特にTypeScriptやRustでは型の強さと型推論のバランスの取れた型システムが採用されており、
流行っていることは疑いの余地はないでしょう。

静的検証が活躍しているのは、普通のプログラミング言語とは異なる特性が求められるハードウェア記述言語、システムや通信プロトコルの仕様記述言語、COBOLなど古い言語の再利用、移植時の品質保証、航空宇宙、原子力、自動車などのような高い安全性が求められる分野のようです。

まとめ?と所感

生成AIの進化によって既存のプログラミング言語の進化は止まる、あるいは人間がプログラムを書かなくなるのではないかという予想が有ります。

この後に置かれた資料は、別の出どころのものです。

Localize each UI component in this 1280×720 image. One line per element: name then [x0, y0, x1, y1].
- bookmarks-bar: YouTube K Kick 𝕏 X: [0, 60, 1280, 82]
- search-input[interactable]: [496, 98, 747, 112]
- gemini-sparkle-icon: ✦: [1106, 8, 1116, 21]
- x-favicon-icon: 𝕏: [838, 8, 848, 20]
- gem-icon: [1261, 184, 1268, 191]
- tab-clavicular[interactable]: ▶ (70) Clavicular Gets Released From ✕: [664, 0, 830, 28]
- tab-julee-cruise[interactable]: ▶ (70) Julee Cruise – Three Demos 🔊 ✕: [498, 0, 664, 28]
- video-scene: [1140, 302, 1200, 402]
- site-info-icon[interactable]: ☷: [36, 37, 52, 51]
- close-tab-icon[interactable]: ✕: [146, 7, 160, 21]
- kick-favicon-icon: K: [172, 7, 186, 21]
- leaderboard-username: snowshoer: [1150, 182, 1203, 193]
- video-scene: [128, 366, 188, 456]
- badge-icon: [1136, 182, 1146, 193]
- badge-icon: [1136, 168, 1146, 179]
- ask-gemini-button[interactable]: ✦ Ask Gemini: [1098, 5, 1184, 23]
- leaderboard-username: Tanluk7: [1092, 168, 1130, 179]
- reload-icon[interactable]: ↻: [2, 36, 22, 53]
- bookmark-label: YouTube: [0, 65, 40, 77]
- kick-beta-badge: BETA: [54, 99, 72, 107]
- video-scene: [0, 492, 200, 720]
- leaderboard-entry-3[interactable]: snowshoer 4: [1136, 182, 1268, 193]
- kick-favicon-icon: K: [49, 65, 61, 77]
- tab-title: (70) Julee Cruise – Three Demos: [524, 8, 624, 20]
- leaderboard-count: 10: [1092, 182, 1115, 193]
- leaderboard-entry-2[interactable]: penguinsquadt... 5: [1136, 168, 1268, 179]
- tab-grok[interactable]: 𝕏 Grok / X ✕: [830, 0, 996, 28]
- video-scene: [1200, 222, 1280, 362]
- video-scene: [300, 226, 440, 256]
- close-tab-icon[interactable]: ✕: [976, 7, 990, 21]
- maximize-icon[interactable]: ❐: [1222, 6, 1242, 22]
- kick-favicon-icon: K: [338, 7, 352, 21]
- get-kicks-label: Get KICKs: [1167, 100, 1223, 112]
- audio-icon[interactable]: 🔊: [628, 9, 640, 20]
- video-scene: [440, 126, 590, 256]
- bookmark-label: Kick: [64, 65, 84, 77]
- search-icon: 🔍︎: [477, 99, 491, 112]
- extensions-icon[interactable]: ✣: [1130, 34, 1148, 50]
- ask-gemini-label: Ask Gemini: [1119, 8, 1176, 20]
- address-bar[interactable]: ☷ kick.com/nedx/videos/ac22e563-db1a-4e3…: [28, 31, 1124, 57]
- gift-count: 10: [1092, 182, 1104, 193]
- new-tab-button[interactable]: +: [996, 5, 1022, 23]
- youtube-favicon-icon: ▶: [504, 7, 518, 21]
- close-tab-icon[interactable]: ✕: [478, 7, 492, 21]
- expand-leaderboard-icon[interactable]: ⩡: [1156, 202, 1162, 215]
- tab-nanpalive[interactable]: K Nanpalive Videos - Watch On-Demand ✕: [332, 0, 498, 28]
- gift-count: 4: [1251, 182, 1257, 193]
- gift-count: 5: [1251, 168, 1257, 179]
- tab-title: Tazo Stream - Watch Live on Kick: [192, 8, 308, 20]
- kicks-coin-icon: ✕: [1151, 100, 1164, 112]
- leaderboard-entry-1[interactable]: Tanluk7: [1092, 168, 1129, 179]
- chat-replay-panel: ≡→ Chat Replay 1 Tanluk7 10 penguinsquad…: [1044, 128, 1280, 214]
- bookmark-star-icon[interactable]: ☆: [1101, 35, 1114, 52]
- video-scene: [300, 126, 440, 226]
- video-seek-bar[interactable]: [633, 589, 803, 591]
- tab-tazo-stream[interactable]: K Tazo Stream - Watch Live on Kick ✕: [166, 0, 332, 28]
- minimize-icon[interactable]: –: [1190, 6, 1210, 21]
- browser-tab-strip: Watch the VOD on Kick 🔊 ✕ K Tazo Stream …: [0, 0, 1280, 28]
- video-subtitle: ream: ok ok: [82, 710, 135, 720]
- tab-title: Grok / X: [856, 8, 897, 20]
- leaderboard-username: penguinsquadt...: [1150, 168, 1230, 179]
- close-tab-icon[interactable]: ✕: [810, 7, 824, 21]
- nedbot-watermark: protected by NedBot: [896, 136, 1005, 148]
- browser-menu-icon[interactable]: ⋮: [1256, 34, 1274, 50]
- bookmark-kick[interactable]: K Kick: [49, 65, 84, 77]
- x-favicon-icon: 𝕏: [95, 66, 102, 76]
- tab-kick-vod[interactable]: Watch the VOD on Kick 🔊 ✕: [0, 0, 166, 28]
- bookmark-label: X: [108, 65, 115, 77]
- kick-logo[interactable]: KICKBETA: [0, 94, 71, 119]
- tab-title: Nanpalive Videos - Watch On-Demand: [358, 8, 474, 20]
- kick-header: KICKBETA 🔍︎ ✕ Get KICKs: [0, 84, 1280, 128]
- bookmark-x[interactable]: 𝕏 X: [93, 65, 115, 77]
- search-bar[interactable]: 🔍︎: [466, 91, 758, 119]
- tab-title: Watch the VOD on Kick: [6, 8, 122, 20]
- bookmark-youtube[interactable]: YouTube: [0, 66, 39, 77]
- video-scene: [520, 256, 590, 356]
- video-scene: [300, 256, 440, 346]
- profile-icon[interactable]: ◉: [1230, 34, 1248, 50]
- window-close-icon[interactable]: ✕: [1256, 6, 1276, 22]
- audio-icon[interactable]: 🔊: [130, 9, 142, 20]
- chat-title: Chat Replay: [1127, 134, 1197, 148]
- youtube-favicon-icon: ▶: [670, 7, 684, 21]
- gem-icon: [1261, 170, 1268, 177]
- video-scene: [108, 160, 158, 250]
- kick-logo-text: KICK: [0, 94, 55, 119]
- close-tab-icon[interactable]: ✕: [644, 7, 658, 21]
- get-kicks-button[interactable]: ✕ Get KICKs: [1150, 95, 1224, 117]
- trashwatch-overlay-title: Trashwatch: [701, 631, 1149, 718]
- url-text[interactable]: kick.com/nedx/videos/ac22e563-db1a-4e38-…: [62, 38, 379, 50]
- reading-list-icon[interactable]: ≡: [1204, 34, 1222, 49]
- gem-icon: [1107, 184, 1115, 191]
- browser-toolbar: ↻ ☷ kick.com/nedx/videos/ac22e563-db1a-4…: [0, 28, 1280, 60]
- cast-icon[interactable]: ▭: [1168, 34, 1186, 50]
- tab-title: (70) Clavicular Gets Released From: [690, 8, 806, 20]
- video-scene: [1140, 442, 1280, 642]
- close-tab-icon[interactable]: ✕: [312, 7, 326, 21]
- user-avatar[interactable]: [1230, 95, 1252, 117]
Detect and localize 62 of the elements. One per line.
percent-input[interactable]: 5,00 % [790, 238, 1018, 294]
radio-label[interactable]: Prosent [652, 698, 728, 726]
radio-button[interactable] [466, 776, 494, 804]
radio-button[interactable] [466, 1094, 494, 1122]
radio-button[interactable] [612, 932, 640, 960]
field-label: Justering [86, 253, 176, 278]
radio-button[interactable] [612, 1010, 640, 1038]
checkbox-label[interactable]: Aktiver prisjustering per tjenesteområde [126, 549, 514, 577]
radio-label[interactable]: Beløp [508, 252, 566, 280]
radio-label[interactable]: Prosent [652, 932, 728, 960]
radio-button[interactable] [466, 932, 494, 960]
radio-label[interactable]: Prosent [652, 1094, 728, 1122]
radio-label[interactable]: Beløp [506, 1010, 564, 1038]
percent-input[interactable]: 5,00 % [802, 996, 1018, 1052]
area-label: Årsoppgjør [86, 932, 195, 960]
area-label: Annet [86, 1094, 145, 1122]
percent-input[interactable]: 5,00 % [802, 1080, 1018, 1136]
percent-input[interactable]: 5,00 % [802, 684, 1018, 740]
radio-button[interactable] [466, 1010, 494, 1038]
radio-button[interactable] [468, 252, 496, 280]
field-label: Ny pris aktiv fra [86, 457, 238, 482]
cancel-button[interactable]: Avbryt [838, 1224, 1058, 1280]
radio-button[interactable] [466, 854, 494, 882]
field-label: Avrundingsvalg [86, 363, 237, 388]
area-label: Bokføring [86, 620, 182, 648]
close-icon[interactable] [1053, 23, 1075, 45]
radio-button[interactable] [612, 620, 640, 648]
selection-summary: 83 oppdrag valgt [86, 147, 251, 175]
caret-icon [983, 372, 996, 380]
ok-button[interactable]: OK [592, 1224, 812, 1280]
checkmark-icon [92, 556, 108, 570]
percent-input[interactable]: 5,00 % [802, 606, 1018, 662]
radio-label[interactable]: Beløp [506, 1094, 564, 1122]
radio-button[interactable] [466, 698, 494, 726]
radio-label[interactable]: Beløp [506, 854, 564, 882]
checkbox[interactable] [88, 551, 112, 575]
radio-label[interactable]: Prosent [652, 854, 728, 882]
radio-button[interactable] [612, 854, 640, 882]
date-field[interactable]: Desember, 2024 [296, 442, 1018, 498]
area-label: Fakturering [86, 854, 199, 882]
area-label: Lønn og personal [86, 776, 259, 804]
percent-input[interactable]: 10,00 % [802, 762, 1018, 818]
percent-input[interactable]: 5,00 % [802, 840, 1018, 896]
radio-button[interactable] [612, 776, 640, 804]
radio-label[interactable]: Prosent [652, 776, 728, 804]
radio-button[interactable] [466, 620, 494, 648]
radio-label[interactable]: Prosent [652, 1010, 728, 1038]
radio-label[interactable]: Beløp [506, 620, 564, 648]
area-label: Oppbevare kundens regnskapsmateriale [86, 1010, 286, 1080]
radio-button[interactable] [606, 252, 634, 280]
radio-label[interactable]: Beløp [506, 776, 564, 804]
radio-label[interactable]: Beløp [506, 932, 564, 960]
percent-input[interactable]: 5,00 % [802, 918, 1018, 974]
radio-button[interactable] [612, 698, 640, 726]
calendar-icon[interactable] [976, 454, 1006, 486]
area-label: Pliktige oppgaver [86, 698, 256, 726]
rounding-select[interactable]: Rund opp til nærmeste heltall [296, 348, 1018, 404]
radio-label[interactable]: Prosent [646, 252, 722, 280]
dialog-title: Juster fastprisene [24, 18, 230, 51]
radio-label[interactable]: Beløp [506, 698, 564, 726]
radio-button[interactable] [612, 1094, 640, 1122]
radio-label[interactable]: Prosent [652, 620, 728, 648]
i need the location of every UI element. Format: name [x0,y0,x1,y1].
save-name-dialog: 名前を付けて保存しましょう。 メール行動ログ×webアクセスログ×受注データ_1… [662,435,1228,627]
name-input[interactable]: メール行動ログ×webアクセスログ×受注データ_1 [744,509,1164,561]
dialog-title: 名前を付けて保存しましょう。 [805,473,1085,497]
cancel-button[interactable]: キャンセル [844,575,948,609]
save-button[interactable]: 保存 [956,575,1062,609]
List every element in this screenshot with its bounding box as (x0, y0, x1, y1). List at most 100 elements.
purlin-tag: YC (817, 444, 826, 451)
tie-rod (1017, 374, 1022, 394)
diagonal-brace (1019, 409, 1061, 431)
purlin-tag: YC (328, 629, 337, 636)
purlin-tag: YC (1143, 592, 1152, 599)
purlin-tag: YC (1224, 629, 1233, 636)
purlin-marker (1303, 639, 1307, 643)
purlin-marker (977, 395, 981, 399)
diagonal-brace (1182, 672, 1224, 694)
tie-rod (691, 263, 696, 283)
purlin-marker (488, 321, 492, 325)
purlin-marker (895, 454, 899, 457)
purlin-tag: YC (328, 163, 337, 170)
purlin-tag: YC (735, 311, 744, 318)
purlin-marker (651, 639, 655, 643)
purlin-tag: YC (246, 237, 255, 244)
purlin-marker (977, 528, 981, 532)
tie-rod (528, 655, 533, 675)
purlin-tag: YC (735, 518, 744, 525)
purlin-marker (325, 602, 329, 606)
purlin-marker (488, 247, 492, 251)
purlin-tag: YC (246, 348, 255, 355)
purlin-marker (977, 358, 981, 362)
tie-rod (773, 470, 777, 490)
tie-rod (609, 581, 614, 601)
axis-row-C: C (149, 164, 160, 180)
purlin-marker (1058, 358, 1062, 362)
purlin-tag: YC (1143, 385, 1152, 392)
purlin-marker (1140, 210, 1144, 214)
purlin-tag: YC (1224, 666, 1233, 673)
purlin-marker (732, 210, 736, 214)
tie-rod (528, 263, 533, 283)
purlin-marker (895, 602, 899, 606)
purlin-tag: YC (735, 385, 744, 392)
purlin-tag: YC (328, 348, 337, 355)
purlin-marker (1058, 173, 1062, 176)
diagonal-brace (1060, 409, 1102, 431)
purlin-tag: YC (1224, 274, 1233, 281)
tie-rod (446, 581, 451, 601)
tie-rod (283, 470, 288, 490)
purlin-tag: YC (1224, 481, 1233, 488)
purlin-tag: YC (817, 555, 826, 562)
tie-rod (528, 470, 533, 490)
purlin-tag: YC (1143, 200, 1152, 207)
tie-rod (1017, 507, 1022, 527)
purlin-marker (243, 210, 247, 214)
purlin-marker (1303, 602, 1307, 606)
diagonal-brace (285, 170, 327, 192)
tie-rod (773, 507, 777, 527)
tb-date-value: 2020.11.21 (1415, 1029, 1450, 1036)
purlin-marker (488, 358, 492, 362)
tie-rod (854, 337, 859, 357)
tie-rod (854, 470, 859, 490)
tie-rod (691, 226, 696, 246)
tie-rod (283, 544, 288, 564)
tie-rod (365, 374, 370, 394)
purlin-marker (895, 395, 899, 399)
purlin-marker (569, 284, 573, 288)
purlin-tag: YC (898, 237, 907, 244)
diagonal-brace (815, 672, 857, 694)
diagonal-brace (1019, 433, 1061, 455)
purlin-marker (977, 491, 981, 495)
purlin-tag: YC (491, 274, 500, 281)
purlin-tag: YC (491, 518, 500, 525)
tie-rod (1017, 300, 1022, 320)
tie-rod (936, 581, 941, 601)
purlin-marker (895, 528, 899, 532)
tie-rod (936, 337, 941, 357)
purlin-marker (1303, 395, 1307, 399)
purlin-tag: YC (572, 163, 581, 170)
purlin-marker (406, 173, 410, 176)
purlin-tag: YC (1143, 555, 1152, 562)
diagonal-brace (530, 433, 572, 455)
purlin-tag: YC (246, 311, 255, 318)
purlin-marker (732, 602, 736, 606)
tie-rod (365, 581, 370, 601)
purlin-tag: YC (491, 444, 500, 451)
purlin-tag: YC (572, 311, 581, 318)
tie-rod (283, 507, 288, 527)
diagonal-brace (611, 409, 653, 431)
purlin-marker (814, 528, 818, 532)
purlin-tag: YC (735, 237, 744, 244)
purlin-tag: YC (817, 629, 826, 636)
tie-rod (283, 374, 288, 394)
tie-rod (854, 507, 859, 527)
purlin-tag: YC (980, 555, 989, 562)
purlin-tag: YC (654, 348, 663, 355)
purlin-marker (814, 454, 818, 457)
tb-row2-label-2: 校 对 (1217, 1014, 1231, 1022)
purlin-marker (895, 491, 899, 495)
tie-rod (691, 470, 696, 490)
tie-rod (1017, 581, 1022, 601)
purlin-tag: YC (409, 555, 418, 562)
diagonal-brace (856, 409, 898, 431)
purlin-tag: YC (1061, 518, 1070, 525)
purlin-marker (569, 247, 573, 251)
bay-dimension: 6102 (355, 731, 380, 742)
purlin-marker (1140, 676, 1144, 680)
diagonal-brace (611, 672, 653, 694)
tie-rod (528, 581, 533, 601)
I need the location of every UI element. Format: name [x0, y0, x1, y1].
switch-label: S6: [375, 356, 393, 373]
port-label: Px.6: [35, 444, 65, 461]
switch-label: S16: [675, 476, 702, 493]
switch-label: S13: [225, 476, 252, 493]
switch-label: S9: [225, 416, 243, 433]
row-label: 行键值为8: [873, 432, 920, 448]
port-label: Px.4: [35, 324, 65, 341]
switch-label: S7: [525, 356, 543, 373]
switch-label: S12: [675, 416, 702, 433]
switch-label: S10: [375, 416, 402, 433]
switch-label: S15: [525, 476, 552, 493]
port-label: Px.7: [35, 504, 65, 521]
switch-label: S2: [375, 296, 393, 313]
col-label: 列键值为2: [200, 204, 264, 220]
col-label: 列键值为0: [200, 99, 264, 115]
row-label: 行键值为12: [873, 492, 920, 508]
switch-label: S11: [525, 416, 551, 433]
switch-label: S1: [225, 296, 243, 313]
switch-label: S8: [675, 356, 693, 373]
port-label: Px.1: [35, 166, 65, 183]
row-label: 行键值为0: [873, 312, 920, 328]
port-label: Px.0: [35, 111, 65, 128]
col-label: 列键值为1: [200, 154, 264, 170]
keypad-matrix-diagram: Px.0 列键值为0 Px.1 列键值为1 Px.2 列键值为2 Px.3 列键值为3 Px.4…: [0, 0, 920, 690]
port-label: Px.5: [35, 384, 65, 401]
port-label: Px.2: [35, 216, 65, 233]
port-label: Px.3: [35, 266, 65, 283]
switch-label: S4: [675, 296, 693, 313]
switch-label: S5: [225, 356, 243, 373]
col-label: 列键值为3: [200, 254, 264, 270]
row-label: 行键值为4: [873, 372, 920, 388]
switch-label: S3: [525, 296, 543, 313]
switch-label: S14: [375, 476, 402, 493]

生成AIは自分のような古い知識しか持たない人間にプログラミング言語の最新の機能を自分が必要とする事例に基づいて示してくれるので、短期的にはプログラマーのスキルの底上げに繋がりそうです。それによって各プログラミング言語の新機能の追加が加速する可能性も有ります。Pythonの例をみると業務ドメインとプログラミング言語の資料領域があまり相関していないせいか似たような記述になり異なるプログラミング言語の文法や機能が収斂してく可能性も考えられます。

異なるプログラム、システム間をつなぐMCPが注目されていますがシステムの一部品として完結する部分はたいてい単一のプログラミング言語で書かれ、物理学や医学、機械、金融などの各産業固有の高度な専門知識とそのからの推論が必要です。その専門知識に基づいた、推論も行うことで生成AIは各分野の専門家に驚異、脅威をもたらしていますが、人間の持つ最先端の知見をソフトウェアに実装しようという意図を簡単に実現してくれるのもまた生成AIです。各分野の専門家がそれぞれの専門用語を駆使した自然言語でプロンプトを書き、そこそこの品質のコード、ソフトウェアを生成、実行結果を得られるようになってきています。

その専門家(医者、法律家、数学者、物理学者、プラントエンジニア等々…)の中にプログラマーが入ることはできるのでしょうか。大学以上の専門教育の中では知識だけでなくそれぞれの分野特有の思考や推論の方法を学びます。そのようなものがソフトウェアエンジニアリング、ソフトウェア工学と呼ばれる分野には十分に存在するのでしょうか。

あるとすると応用数学の諸分野、データサイエンス中でも特に統計学とAIそのもののアーキテクチャ、性能、数学的性質に関する知識と実践、ハードウェア寄りの知識(電気回路設計、半導体等の物性、データセンターでのノード間通信、電力、伝熱工学、光、量子コンピュータに使う光学、物理学の知識と実践)、ソフトウェアの品質保証などを兼ね備えた比較的高度な人材が挙げられるかもしれません。特にソフトウェアの品質保証はAIが生成したコードの最終的な妥当性の判断に必ず必要になりますが、これが独立した分野なのか、あるいは他の分野の専門知識(人命のコストは限りなく高いが金融や他のビジネスでは製品不具合コストとテストコストはトレードオフ)と密着して分離不可能なのか、工業で用いられる伝統的な統計学から独立したものなのかは自分には判断が付きかねます。